The United States is committed to holding the perpetrators of sexual violence accountable, and to backing countries to deliver “the long overdue justice that the victims and survivors deserve,” said United States Representative to the United Nations, Linda Thomas-Greenfield.
“Conflict-related sexual violence is prevalent around the world. Russian soldiers in Ukraine, gang members in Haiti, armed groups in Sudan, South Sudan and the Democratic Republic of the Congo are using gender-based violence, including sexual violence, to terrorize and control populations with impunity.”
Some of the most egregious crimes against humanity, particularly gender-based violence against women and girls, were committed by the ISIS terrorist group against Iraq’s Yezidi community. On Aug. 3, 2014, ISIS militants invaded the Yezidi homeland and began a reign of terror. They murdered the men and boys and took the women and girls as sex slaves. Yezidi women were raped degraded, tortured, and murdered, bought and sold like cattle.
On June 20, the U.S. Department of State designated two ISIS leaders as Specially Designated Global Terrorists, under Executive Order 13224. They are Arkan Ahmad ‘Abbas al-Matuti, also known as Abu Sarhan, a senior field military commander in the town of Wilayat al-Jazirah, and Nawaf Ahmad Alwan al-Rashidi, or Abu Faris, an ISIS financial manager and smuggler.
At the same time, the Department of State Department, and the Treasury Department’s Office of Foreign Assets Control, or OFAC, designated, pursuant to Executive Order 13664, two high-ranking officials of South Sudan for their involvement in abductions of South Sudanese women and girls and conflict-related sexual violence.
James Nando is a Major General in South Sudan’s People’s Defense Forces.
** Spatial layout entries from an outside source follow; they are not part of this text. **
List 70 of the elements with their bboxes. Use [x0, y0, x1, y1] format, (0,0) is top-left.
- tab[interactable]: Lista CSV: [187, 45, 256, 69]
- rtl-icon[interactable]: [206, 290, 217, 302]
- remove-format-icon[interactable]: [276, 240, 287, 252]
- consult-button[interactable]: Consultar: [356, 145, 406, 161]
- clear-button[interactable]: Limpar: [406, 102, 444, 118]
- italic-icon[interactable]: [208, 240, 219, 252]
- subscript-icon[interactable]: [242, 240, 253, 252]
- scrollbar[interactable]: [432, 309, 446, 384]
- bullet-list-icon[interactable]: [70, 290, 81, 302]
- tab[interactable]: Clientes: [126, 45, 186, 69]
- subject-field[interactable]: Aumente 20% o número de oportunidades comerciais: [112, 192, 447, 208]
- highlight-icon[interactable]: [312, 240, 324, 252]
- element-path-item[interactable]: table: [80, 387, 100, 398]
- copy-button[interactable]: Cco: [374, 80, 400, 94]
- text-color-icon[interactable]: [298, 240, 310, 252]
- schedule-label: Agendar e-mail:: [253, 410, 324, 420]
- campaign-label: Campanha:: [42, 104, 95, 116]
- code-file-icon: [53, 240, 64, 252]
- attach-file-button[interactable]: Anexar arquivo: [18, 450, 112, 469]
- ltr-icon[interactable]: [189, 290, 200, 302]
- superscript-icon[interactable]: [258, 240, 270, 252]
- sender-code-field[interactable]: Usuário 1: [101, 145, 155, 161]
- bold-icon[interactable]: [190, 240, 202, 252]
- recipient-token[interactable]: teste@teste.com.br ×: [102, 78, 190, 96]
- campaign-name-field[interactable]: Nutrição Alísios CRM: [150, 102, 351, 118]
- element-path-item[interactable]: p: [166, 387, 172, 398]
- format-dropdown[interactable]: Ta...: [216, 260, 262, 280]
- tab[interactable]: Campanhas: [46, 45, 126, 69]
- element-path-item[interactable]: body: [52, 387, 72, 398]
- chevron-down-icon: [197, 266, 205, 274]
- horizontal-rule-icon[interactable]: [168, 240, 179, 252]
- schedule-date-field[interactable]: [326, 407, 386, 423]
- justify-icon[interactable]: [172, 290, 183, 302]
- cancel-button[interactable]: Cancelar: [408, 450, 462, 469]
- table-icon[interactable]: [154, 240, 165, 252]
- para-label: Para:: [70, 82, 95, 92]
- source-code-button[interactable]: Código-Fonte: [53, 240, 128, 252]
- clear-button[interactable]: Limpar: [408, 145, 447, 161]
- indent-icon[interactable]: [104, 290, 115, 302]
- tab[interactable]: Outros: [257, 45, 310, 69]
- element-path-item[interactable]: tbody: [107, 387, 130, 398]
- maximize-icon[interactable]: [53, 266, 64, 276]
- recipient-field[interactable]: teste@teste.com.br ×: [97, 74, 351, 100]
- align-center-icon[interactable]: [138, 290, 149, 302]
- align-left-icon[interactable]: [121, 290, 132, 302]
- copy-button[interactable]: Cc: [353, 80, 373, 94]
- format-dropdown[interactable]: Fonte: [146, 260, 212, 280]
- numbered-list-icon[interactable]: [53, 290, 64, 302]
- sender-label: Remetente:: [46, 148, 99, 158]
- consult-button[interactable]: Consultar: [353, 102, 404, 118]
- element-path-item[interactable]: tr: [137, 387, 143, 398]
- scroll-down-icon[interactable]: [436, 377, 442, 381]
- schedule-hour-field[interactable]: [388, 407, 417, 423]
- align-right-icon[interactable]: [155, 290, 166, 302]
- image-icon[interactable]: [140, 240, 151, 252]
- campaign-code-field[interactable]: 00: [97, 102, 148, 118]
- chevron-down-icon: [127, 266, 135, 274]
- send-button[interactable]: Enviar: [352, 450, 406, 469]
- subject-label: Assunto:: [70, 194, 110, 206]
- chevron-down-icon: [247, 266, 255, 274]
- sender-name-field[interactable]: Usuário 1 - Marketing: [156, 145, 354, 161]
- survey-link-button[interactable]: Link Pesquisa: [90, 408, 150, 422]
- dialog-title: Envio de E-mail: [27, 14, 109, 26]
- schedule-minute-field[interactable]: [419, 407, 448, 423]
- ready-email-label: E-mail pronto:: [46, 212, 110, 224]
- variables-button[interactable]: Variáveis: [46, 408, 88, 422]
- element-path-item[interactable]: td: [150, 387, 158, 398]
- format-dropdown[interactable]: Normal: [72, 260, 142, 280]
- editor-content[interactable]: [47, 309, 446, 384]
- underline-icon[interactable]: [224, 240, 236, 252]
In 2021, forces loyal to Nando were responsible for at least 64 instances of rape and sexual slavery against civilians in Western Equatoria. In 2018, Nando was responsible for the abduction of hundreds of women and girls.
Also in 2018, forces under the command of Alfred Futuyo, currently the Governor of Western Equatoria, carried out numerous attacks there that resulted in the abduction of 887 civilians, of whom at least 43 were raped.
“The United States does not accept conflict-related sexual violence as an inevitable cost of armed conflict,” said Secretary of State Antony Blinken in a written statement. “We remain committed to supporting survivor-centered and trauma-informed approaches to helping survivors access the services needed to help them recover and secure the justice they deserve.”